Palermo. L’Ismett celebra il millesimo trapianto di fegato

Palermo. L’Ismett celebra il millesimo trapianto di fegato

Palermo. L’Ismett celebra il millesimo trapianto di fegato
Il primo trapianto di fegato nell’Istituto fu eseguito il 31 Luglio del 1999 e da allora sono stati eseguiti 863 trapianti da donatore cadavere, 116 da vivente e 21 combinati, di questi i trapianti pediatrici sono 119.

Raggiunto, all’Ismett di Palermo, il traguardo dei mille trapianti di fegato. Un risultato raggiunto in 16 anni. Era infatti il 31 Luglio del 1999 quando all’Ismett fu eseguito il primo trapianto di fegato e da allora sono stati eseguiti 863 trapianti da donatore cadavere, 116 da vivente e 21 combinati, di questi i trapianti pediatrici sono 119 (il programma pediatrico fu avviato nel 2003).

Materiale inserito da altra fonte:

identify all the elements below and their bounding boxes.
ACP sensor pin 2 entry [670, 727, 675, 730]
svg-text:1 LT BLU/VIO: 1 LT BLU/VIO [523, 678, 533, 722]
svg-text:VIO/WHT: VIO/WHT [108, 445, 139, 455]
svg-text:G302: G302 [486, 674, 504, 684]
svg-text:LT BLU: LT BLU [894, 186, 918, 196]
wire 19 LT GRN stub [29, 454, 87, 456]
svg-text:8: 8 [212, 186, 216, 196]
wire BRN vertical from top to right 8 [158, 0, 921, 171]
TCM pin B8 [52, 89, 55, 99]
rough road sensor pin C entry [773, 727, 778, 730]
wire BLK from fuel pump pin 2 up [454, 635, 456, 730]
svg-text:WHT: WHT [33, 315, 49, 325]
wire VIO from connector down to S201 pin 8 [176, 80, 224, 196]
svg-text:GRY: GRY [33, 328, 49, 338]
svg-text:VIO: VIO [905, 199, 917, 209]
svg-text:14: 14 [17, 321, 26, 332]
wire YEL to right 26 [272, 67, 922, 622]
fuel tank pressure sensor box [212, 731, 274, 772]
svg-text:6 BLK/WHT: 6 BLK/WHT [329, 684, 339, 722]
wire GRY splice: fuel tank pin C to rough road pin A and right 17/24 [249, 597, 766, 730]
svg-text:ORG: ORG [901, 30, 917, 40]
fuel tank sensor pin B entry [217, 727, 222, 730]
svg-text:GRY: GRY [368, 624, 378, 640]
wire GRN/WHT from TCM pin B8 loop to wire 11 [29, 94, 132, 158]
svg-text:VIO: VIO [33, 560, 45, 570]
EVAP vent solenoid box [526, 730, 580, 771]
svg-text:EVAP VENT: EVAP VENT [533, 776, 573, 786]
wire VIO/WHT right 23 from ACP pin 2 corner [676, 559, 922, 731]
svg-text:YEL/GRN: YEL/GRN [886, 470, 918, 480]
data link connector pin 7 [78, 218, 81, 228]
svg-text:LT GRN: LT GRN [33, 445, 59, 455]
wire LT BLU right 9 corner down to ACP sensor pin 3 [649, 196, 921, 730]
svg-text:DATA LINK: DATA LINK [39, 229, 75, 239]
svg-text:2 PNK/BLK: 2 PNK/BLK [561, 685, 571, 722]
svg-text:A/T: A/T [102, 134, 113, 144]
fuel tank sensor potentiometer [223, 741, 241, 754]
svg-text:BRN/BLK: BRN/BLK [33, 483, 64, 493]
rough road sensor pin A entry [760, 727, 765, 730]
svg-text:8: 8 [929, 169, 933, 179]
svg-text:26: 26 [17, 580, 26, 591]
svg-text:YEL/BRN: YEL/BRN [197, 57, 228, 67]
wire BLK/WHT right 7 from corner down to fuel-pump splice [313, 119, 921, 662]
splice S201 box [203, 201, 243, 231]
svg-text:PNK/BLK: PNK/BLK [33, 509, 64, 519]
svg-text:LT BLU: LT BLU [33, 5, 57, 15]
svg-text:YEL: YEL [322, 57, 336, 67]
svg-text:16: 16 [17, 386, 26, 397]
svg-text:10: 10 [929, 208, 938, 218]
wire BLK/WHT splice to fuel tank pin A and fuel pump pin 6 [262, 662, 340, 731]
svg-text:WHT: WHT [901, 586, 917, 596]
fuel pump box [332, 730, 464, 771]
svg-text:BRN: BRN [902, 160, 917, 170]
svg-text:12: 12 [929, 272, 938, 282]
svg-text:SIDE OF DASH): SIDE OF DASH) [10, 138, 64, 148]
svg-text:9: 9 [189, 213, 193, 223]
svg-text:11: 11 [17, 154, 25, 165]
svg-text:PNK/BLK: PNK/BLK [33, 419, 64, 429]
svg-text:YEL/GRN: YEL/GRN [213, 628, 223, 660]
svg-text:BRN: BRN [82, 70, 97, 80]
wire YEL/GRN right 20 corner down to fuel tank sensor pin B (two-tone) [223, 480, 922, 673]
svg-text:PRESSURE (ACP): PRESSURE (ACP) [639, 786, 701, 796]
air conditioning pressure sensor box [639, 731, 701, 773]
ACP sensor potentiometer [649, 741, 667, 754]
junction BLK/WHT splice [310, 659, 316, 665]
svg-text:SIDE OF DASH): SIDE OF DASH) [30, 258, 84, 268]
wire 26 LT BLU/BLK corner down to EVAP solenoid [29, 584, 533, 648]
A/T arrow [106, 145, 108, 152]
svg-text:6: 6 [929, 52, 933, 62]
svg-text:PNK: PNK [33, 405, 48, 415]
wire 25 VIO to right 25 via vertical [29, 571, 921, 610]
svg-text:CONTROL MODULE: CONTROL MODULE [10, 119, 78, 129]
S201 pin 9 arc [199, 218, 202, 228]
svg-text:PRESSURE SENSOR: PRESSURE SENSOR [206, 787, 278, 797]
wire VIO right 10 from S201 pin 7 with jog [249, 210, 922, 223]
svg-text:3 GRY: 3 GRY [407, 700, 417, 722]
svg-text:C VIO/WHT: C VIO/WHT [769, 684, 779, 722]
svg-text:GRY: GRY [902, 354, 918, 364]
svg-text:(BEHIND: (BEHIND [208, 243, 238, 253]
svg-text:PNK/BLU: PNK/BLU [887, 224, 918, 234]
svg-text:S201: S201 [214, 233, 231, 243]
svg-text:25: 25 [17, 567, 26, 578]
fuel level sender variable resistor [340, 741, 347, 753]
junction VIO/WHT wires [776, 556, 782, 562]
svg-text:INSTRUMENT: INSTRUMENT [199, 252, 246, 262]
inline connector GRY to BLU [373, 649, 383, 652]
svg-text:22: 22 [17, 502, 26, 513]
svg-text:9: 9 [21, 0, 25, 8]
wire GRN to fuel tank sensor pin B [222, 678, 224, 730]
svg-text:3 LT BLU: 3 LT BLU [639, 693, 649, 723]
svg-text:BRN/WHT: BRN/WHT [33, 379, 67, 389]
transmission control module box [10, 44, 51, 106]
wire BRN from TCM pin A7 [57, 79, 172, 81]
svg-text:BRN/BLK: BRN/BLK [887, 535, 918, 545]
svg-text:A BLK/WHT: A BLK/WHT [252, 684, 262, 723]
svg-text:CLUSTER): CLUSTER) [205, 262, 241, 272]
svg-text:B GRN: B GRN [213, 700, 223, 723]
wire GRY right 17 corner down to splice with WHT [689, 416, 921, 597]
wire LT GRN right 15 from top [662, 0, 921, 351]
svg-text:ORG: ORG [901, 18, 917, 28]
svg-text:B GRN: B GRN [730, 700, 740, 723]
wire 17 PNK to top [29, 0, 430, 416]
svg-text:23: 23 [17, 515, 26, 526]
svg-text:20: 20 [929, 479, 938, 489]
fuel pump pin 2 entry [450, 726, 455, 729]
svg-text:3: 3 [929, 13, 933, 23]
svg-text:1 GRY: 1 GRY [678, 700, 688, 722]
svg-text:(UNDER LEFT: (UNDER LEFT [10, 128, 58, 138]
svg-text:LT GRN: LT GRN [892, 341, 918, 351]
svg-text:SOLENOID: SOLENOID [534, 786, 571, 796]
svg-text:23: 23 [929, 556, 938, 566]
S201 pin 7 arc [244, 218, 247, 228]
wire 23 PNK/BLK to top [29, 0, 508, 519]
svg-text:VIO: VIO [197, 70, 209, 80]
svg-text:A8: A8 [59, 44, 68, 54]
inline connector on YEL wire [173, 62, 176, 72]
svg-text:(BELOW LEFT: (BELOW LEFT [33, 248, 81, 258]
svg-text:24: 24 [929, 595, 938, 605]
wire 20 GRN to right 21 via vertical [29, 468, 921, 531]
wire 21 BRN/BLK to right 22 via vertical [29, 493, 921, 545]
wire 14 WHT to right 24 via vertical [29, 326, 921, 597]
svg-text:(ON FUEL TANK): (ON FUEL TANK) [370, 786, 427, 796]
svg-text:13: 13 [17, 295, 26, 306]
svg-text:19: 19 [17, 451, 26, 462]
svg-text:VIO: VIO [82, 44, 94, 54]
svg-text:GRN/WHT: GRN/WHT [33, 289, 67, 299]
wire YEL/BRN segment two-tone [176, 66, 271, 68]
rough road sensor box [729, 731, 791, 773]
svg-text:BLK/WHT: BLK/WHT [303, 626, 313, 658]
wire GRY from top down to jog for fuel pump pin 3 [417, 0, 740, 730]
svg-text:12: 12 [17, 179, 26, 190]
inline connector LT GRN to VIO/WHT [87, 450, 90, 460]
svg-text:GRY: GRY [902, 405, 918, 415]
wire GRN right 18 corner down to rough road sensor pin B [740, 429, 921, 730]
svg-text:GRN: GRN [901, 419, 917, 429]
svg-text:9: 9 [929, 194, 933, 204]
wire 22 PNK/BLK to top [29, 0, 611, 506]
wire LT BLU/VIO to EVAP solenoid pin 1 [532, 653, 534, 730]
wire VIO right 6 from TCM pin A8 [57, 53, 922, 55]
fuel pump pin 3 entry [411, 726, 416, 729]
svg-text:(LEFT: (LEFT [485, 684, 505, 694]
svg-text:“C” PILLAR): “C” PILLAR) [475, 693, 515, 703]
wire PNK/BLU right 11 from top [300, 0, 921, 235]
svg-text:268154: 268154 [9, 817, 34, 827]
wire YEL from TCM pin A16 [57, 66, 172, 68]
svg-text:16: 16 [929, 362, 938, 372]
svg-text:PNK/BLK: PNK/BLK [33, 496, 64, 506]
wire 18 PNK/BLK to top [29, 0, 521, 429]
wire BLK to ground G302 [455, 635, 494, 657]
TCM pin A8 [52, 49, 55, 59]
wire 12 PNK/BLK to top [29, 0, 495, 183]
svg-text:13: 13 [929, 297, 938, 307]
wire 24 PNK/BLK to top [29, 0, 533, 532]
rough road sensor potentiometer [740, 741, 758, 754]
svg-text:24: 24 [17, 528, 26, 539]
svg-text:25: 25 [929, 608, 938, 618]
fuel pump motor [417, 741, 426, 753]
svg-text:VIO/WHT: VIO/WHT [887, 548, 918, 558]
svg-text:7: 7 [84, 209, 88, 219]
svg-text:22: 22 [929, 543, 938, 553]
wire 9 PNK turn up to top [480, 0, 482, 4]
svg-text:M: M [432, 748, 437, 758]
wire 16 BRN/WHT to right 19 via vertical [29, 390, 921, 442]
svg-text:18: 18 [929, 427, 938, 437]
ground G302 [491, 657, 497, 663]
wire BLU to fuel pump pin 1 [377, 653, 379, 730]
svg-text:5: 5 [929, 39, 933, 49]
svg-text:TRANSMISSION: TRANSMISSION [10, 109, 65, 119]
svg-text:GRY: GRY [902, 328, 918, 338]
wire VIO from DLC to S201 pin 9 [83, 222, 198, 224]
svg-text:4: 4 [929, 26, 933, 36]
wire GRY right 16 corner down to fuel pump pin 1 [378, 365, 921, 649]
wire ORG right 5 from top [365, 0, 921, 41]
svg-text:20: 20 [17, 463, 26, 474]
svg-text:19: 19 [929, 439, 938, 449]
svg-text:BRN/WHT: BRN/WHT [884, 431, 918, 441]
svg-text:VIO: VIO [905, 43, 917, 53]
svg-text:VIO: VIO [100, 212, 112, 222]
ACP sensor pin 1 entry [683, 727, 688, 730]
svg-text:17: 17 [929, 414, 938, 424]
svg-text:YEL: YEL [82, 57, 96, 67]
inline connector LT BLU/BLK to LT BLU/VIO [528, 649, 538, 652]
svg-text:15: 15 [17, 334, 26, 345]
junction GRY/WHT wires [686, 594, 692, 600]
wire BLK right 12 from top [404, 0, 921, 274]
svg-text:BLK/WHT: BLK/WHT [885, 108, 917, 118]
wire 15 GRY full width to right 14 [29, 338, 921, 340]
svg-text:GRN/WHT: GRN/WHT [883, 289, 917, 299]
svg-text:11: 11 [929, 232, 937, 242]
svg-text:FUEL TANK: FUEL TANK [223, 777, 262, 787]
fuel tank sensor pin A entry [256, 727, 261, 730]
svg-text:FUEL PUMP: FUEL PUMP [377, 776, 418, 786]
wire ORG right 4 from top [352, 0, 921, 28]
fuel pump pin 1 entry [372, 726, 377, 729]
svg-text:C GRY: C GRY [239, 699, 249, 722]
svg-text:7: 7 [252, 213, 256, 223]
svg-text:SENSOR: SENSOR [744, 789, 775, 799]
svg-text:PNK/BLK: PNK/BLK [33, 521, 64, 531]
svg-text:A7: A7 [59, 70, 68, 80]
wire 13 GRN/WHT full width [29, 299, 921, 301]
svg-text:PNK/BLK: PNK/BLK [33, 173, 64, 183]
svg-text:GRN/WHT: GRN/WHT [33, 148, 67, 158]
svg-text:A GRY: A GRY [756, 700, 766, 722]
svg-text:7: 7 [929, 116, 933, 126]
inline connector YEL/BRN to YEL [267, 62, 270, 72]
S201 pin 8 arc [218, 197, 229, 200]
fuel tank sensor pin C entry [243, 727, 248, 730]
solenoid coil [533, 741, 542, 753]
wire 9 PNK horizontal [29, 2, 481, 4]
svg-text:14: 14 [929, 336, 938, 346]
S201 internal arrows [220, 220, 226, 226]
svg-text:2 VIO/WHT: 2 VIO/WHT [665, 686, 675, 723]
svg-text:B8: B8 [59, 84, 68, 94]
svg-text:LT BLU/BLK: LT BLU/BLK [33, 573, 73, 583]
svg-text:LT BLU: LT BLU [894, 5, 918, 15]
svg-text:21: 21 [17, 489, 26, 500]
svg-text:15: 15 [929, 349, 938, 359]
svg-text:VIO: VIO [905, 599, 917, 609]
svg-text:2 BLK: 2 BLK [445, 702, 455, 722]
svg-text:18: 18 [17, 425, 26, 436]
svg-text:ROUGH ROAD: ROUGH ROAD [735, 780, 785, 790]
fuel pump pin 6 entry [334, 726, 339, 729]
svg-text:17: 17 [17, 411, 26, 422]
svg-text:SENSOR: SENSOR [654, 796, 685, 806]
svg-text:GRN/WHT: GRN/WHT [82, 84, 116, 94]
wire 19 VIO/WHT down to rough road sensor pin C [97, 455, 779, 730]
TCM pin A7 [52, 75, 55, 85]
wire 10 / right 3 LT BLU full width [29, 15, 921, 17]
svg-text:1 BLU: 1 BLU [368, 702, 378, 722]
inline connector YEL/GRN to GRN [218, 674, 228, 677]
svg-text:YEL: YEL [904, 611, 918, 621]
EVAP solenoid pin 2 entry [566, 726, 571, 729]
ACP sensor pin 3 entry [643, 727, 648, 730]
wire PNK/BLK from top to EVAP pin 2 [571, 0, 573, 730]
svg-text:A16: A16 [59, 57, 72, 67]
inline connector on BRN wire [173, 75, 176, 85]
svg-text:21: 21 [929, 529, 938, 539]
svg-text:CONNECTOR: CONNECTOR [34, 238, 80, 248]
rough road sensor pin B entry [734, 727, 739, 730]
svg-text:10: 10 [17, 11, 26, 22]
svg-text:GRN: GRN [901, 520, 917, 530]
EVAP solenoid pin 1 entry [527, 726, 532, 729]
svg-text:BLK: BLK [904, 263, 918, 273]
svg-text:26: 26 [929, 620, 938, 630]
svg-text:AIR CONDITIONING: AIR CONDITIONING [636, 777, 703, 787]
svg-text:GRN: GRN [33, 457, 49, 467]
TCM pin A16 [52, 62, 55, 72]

Tuttavia, ricorda l’Istituto celebrando il millesimo trapianto, “nonostante i rilevanti progressi nella donazione d’organi cui è assistito nel corso degli anni in Italia e in Sicilia – che rimane comunque ben sotto la media nazionale -, la disparità tra necessità e disponibilità di organi rimane un grave problema”. Per questo a ISMETT sono usate tutte le tecniche che consentono di ridurre questa disparità e, in particolare, lo “split liver” in cui il fegato di un donatore cadavere è diviso tra due riceventi (solitamente un adulto e un bambino) e il trapianto da donatore vivente, “di cui ISMETT ha la maggiore esperienza in Italia”, evidenzia l’Istituto in una nota.

“L’importante traguardo dei mille trapianti di fegato e la qualità dei risultati raggiunti da ISMETT rappresentano un altro dei molti prodotti d’eccellenza dell’innovativo partenariato tra la Regione Siciliana e l’University of Pittsburgh Medical Center (UPMC) – afferma Bruno Gridelli, Direttore di ISMETT -. Continueremo a lavorare per offrire le migliori cure possibili ai nostri pazienti in attesa di trapianto di fegato. Abbiamo intenzione, in particolare, di potenziare il programma di trapianto da vivente in adulti e bambini, di implementare procedure sempre meno invasive, possibilmente con l’uso della robotica, per il prelievo da vivente e metodiche di ricondizionamento del fegato prelevato da donatori marginali. In questo modo, contiamo di ampliare l’accesso a questa terapia salva vita”.

“In questo momento, il mio pensiero non può che andare indietro di venti anni, quando nel 1996 il prof. Luigi Pagliaro contattò UPMC per proporre di realizzare a Palermo un centro trapianti per evitare di continuare a mandare fuori Regione e fuori Italia centinaia di pazienti che avevano bisogno del trapianto – ricorda Ugo Palazzo, Direttore Sanitario e uno degli ideatori di ISMETT –. Questo millesimo trapianto di fegato conferma vincente la lungimiranza di alcune illustri menti e, in particolare, Sua Eminenza il Cardinale Pappalardo, l’Assessore alla Sanità del tempo Alessandro Pagano e il Sindaco di Palermo Leoluca Orlando, che capirono la bontà di questo progetto, unica soluzione per evitare che l’Aeroporto di Punta Raisi continuasse ad essere la sola speranza per questi pazienti”.